Connecting from Rotterdam to Schipol Airport

From Rotterdam Centraal you can get a fast train (either Thalys or an Intercity (IC)) or a slower train that calls at the stations in between. Naturally, the slower train is slightly cheaper, and on trains there are different prices for the different classes (First Class; Second Class, and appropriate carriages for each ticket type). A note –– there are IC Direct trains which require a ‘supplement’ charge of a couple of euro on top of your ticket price, and ticket inspectors will want to see proof of this, so don’t be caught out. It can be a bit confusing, so take your time and figure it out when purchasing your ticket, so you don’t pay more than you should, or get caught out.

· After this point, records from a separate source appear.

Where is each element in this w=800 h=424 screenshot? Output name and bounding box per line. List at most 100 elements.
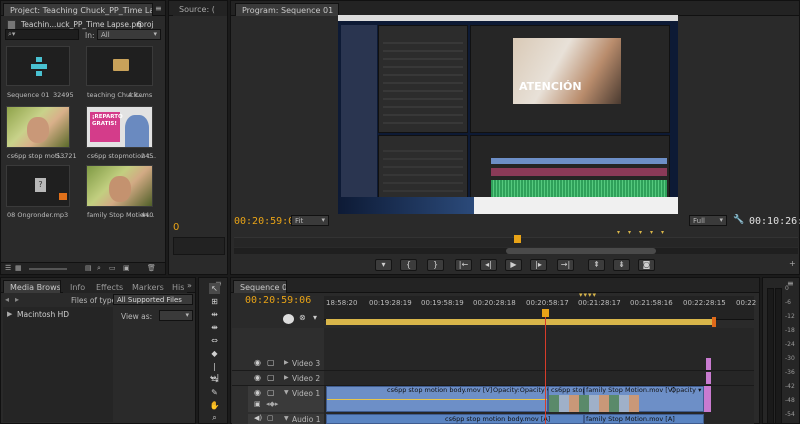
tab-info[interactable]: Info	[63, 280, 89, 293]
video-clip-stop-motion-body[interactable]: cs6pp stop motion body.mov [V] Opacity:O…	[326, 386, 550, 412]
project-item-folder[interactable]	[86, 46, 153, 86]
add-marker-icon[interactable]: ▾	[313, 313, 317, 322]
pen-tool-icon[interactable]: ✎	[209, 387, 220, 398]
program-zoom-handle[interactable]	[506, 248, 656, 254]
step-forward-button[interactable]: |▸	[530, 259, 547, 271]
rolling-edit-tool-icon[interactable]: ⇼	[209, 322, 220, 333]
eye-icon[interactable]: ◉	[254, 373, 261, 382]
chevron-down-icon: ▾	[321, 216, 325, 224]
view-as-dropdown[interactable]: ▾	[159, 310, 193, 321]
expand-arrow-icon[interactable]: ▶	[284, 359, 289, 366]
slip-tool-icon[interactable]: |↔|	[209, 361, 220, 382]
lift-button[interactable]: ⇞	[588, 259, 605, 271]
linked-selection-icon[interactable]: ⊗	[299, 313, 306, 322]
icon-view-icon[interactable]: ▦	[15, 264, 22, 272]
go-to-in-button[interactable]: |←	[455, 259, 472, 271]
track-select-tool-icon[interactable]: ⊞	[209, 296, 220, 307]
program-zoom-bar[interactable]	[234, 248, 798, 254]
project-item-sequence[interactable]	[6, 46, 70, 86]
panel-menu-icon[interactable]: ≡	[155, 4, 162, 13]
opacity-line[interactable]	[327, 399, 547, 400]
automate-icon[interactable]: ▤	[85, 264, 92, 272]
back-arrow-icon[interactable]: ◂	[5, 295, 9, 304]
lock-icon[interactable]: ▢	[267, 358, 275, 367]
tab-program[interactable]: Program: Sequence 01 ≡	[235, 3, 339, 16]
mark-out-button[interactable]: }	[427, 259, 444, 271]
zoom-slider[interactable]	[29, 268, 67, 270]
timeline-timecode[interactable]: 00:20:59:06	[245, 295, 311, 306]
drive-item-macintosh-hd[interactable]: Macintosh HD	[17, 310, 69, 319]
new-bin-icon[interactable]: ▭	[109, 264, 116, 272]
ripple-edit-tool-icon[interactable]: ⇹	[209, 309, 220, 320]
snap-button[interactable]	[283, 314, 294, 324]
timeline-tabbar: Sequence 01 ×	[231, 278, 759, 293]
go-to-out-button[interactable]: →|	[557, 259, 574, 271]
project-search-input[interactable]: ⌕▾	[5, 29, 79, 40]
collapse-arrow-icon[interactable]: ▼	[284, 415, 289, 422]
audio-clip-family-stop-motion[interactable]: family Stop Motion.mov [A]	[584, 414, 704, 424]
export-frame-button[interactable]: ◙	[638, 259, 655, 271]
tab-effects[interactable]: Effects	[89, 280, 125, 293]
eye-icon[interactable]: ◉	[254, 358, 261, 367]
video1-end-clip[interactable]	[704, 386, 711, 412]
tab-sequence[interactable]: Sequence 01 ×	[233, 280, 287, 293]
timeline-markers[interactable]: ▾▾▾▾	[579, 291, 597, 299]
project-item-clip[interactable]	[6, 106, 70, 148]
keyframe-icon[interactable]: ▣	[254, 400, 261, 408]
list-view-icon[interactable]: ☰	[5, 264, 11, 272]
tab-history[interactable]: His	[165, 280, 187, 293]
playhead-marker-icon[interactable]	[542, 309, 549, 317]
in-dropdown[interactable]: All ▾	[97, 29, 161, 40]
project-item-clip[interactable]	[86, 165, 153, 207]
zoom-dropdown[interactable]: Fit ▾	[291, 215, 329, 226]
program-playhead[interactable]	[514, 235, 521, 243]
files-of-type-label: Files of type:	[71, 296, 119, 305]
new-item-icon[interactable]: ▣	[123, 264, 130, 272]
tab-project[interactable]: Project: Teaching Chuck_PP_Time Lapse	[3, 3, 153, 16]
mark-in-button[interactable]: {	[400, 259, 417, 271]
in-dropdown-value: All	[101, 31, 110, 39]
source-scrubber[interactable]	[173, 237, 225, 255]
nested-menubar	[338, 15, 678, 21]
panel-menu-icon[interactable]: »	[187, 281, 192, 290]
timeline-playhead-line[interactable]	[545, 317, 546, 424]
work-area-bar[interactable]	[326, 319, 714, 325]
video3-end-clip[interactable]	[706, 358, 711, 370]
lock-icon[interactable]: ▢	[267, 414, 274, 422]
selection-tool-icon[interactable]: ↖	[209, 283, 220, 294]
razor-tool-icon[interactable]: ◆	[209, 348, 220, 359]
program-video-frame[interactable]: ATENCIÓN	[338, 15, 678, 214]
eye-icon[interactable]: ◉	[254, 388, 261, 397]
zoom-tool-icon[interactable]: ⌕	[209, 412, 220, 423]
lock-icon[interactable]: ▢	[267, 373, 275, 382]
project-item-graphic[interactable]: ¡REPARTO GRATIS!	[86, 106, 153, 148]
video2-end-clip[interactable]	[706, 372, 711, 384]
files-of-type-dropdown[interactable]: All Supported Files	[113, 294, 193, 305]
rate-stretch-tool-icon[interactable]: ⇔	[209, 335, 220, 346]
hand-tool-icon[interactable]: ✋	[209, 400, 220, 411]
slide-tool-icon[interactable]: ⇆	[209, 374, 220, 385]
wrench-icon[interactable]: 🔧	[733, 215, 744, 225]
project-item-audio[interactable]: ?	[6, 165, 70, 207]
track-divider	[232, 370, 754, 371]
lock-icon[interactable]: ▢	[267, 388, 275, 397]
add-marker-button[interactable]: ▾	[375, 259, 392, 271]
forward-arrow-icon[interactable]: ▸	[15, 295, 19, 304]
keyframe-nav-icon[interactable]: ◂◆▸	[266, 400, 278, 408]
collapse-arrow-icon[interactable]: ▼	[284, 389, 289, 396]
program-time-ruler[interactable]	[234, 235, 798, 247]
expand-arrow-icon[interactable]: ▶	[7, 310, 12, 318]
tab-media-browser[interactable]: Media Browser	[3, 280, 61, 293]
work-area-end[interactable]	[712, 317, 716, 327]
expand-arrow-icon[interactable]: ▶	[284, 374, 289, 381]
speaker-icon[interactable]: ◀)	[254, 414, 262, 422]
resolution-dropdown[interactable]: Full ▾	[689, 215, 727, 226]
trash-icon[interactable]: 🗑	[147, 264, 156, 272]
search-icon[interactable]: ⌕	[97, 264, 101, 273]
extract-button[interactable]: ⇟	[613, 259, 630, 271]
tab-markers[interactable]: Markers	[125, 280, 165, 293]
play-button[interactable]: ▶	[505, 259, 522, 271]
step-back-button[interactable]: ◂|	[480, 259, 497, 271]
resolution-dropdown-value: Full	[693, 217, 705, 225]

By purchasing your printed tickets at the machines at the station, you will have to pay a little surcharge of €1 or so too, so you can pre-book your train online and have the ticket on your phone or printed out to make it slightly cheaper too.

Trains to Schipol Airport are very frequent from Rotterdam Centraal and you’ll be going towards Amsterdam to get to the airport. BTW, if you want to come back again, it’s worth noting Rotterdam Pride takes place in mid-late September annually whilst Amsterdam Pride is always the end of July-into-August.

Getting to Ahoy Arena –– Eurovision 2020 Rotterdam Venue

Eurovision is taking place in the Ahoy Arena, south of the city centre, from 12-16 May 2020. Rotterdam Centraal to Zuidplein (where Ahoy Arena is located) takes about 10-12 minutes on the metro, and leaves you mere steps from the arena –– it really couldn’t be simpler. There is also a big bus station underneath the metro station for bus users.

Metro lines E and D serve this station. Important to note that Line E serves Den Haag Centraal (The Hague), meaning anyone with accommodation there has a no-transfer connection with the arena after the show.

Beside the arena is the Winkelcentrum Zuidplein Shopping Centre, full of shops and fast food restaurants, whilst outside there is a number of fast casual spots too. Nothing worth writing home about, it seems you’ll get far better food options in the city centre, but something to tide hungry fans over. There’s both a large Burger King and McDonalds within the aforementioned shopping centre, too.